«Что ж, да будет так!» — думала Мэри, сжав губы. Только у Перси останется наследник, который продолжит семейные традиции. А как он похож на своего деда! Матт Уорик казался ей точной копией Мэттью, хотя ее сын унаследовал фамильные черты Толиверов, а Матт - Перси. Но, глядя иногда на мужчину, и которого превратился Матт, она видела в нем своего взрослого сына.
Мэри сошла с тротуара на проезжую часть. Автомобилистам, намеревавшимся сделать правый поворот, пришлось остановиться, но Мэри шла не торопясь, и никто не стал раздраженно давить на клаксон. Таков уж Хоубаткер.

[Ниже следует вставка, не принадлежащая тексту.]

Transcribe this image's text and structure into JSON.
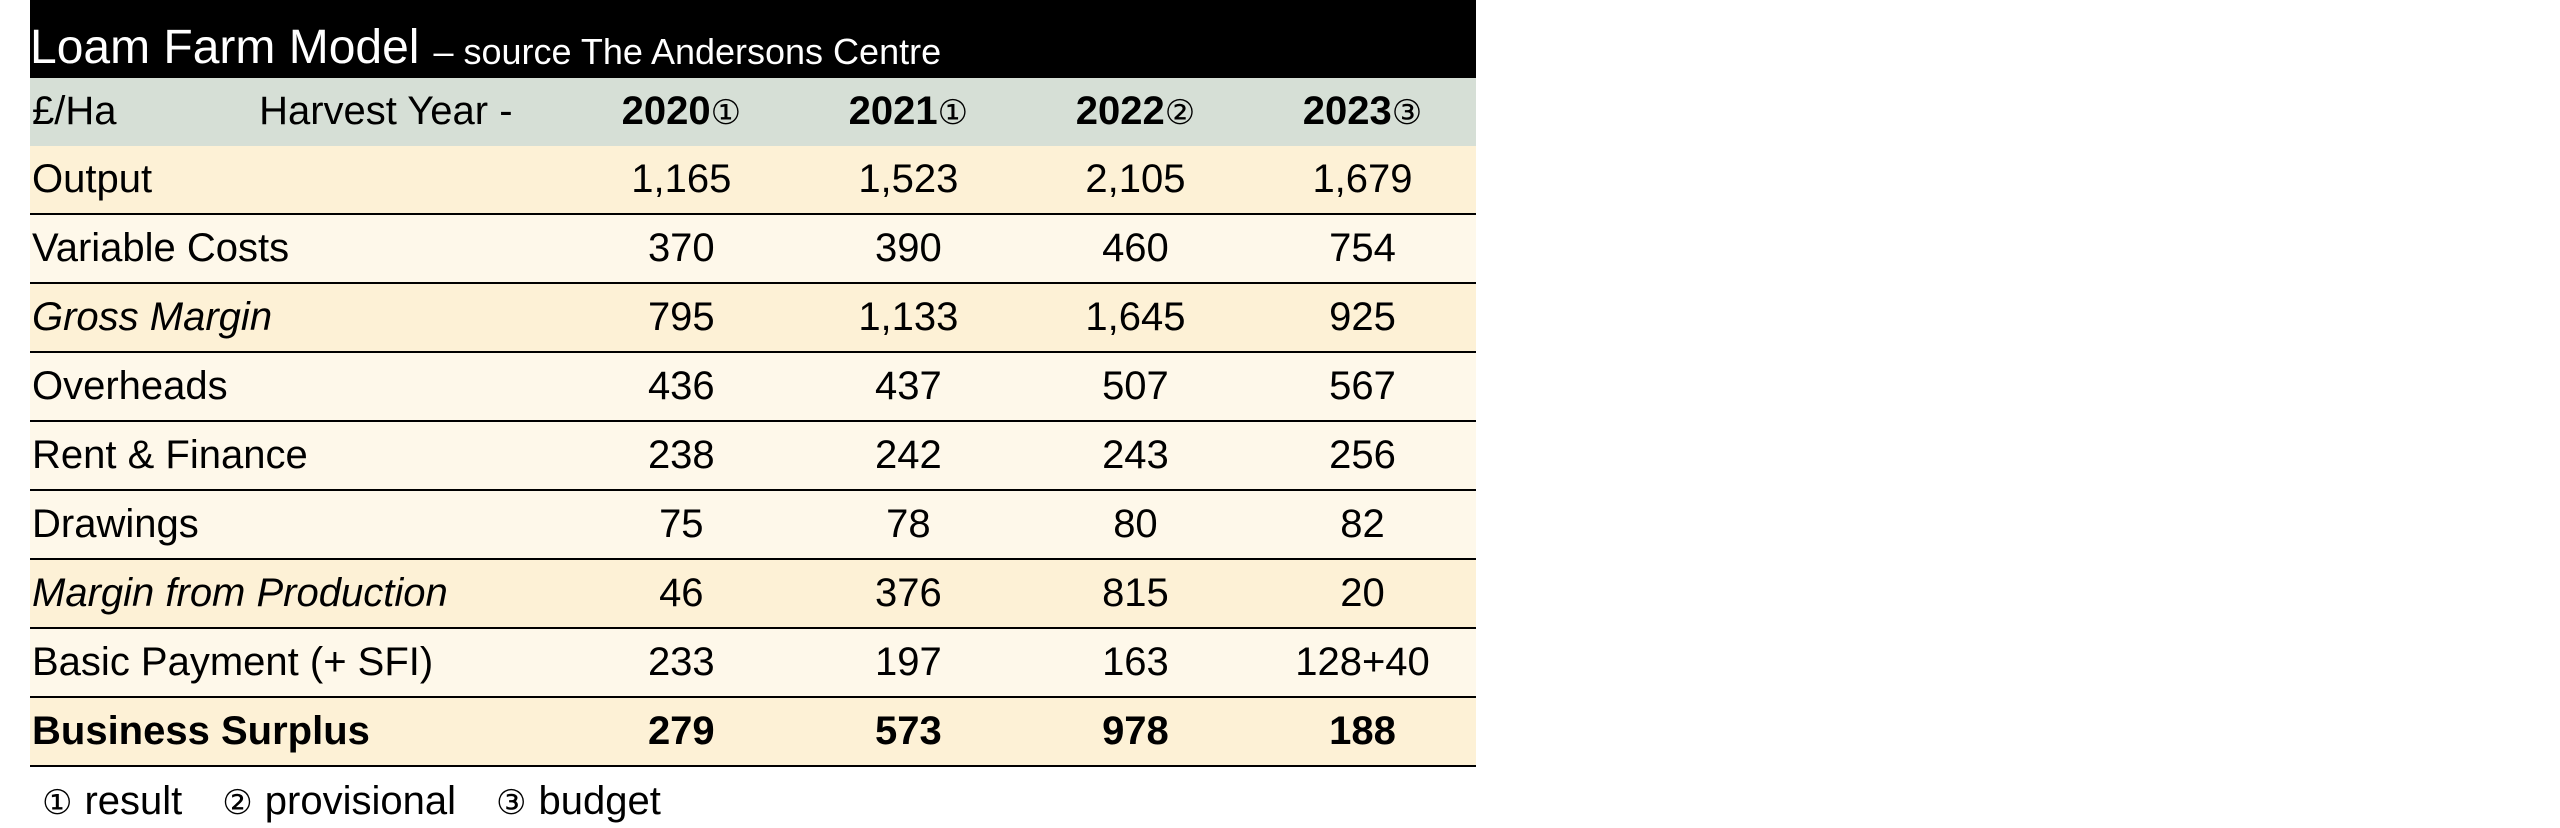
{
  "title": {
    "main": "Loam Farm Model",
    "sub": "– source The Andersons Centre"
  },
  "header": {
    "unit": "£/Ha",
    "harvest_label": "Harvest Year -",
    "years": [
      {
        "year": "2020",
        "mark": "①"
      },
      {
        "year": "2021",
        "mark": "①"
      },
      {
        "year": "2022",
        "mark": "②"
      },
      {
        "year": "2023",
        "mark": "③"
      }
    ]
  },
  "rows": [
    {
      "label": "Output",
      "values": [
        "1,165",
        "1,523",
        "2,105",
        "1,679"
      ]
    },
    {
      "label": "Variable Costs",
      "values": [
        "370",
        "390",
        "460",
        "754"
      ]
    },
    {
      "label": "Gross Margin",
      "values": [
        "795",
        "1,133",
        "1,645",
        "925"
      ]
    },
    {
      "label": "Overheads",
      "values": [
        "436",
        "437",
        "507",
        "567"
      ]
    },
    {
      "label": "Rent & Finance",
      "values": [
        "238",
        "242",
        "243",
        "256"
      ]
    },
    {
      "label": "Drawings",
      "values": [
        "75",
        "78",
        "80",
        "82"
      ]
    },
    {
      "label": "Margin from Production",
      "values": [
        "46",
        "376",
        "815",
        "20"
      ]
    },
    {
      "label": "Basic Payment (+ SFI)",
      "values": [
        "233",
        "197",
        "163",
        "128+40"
      ]
    },
    {
      "label": "Business Surplus",
      "values": [
        "279",
        "573",
        "978",
        "188"
      ]
    }
  ],
  "footnotes": [
    {
      "symbol": "①",
      "text": "result"
    },
    {
      "symbol": "②",
      "text": "provisional"
    },
    {
      "symbol": "③",
      "text": "budget"
    }
  ],
  "colors": {
    "title_bg": "#000000",
    "header_bg": "#d6dfd6",
    "row_shade_a": "#fdf1d6",
    "row_shade_b": "#fef8ea"
  }
}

Здесь живут воспитанные люди.
Благополучно перейдя на другую сторону улицы, Мэри остановилась и с изумлением принялась рассматривать гигантский вяз, ветви которого полностью затеняли здание городского суда. Она помнила это дерево еще скромным саженцем. В июле 1914 года, вот когда это было, сразу после постройки здания, семьдесят один год назад. Под деревом стояла статуя святого Франциска, и на каменном постаменте была вырублена его знаменитая молитва.
Мэри неуверенно шагнула вперед, глядя на скамью, на которой когда-то сидела в пятнистой тени вяза, слушая речь отца. И вдруг ее посетило чувство, будто она опять стала юной и по жилам у нее струится молодая и горячая кровь. Не то чтобы она возражала против слов «от жизни мы умираем», нет. Все дело в том, что, умирая, она чувствовала себя такой исполненной сил, словно перед ней лежала целая жизнь. Она вспомнила -
— Встречают по одежке, а провожают по уму!
Тогда, на празднике, Мэри привлекала восхищенные взоры... всех, кроме Перси. Остальные друзья ее брата беззлобно подшучивали над ней, а Олли даже заметил, что она стала совсем взрослой и что зеленый атлас замечательно оттеняет цвет ее глаз.
Мэри смежила веки. Она вспомнила, каким жарким и влажным выдался день и она думала, что умрет от жажды, как вдруг откуда ни возьмись появился Перси и протянул ей стакан фруктовой воды с мороженым из аптеки по другую сторону улицы.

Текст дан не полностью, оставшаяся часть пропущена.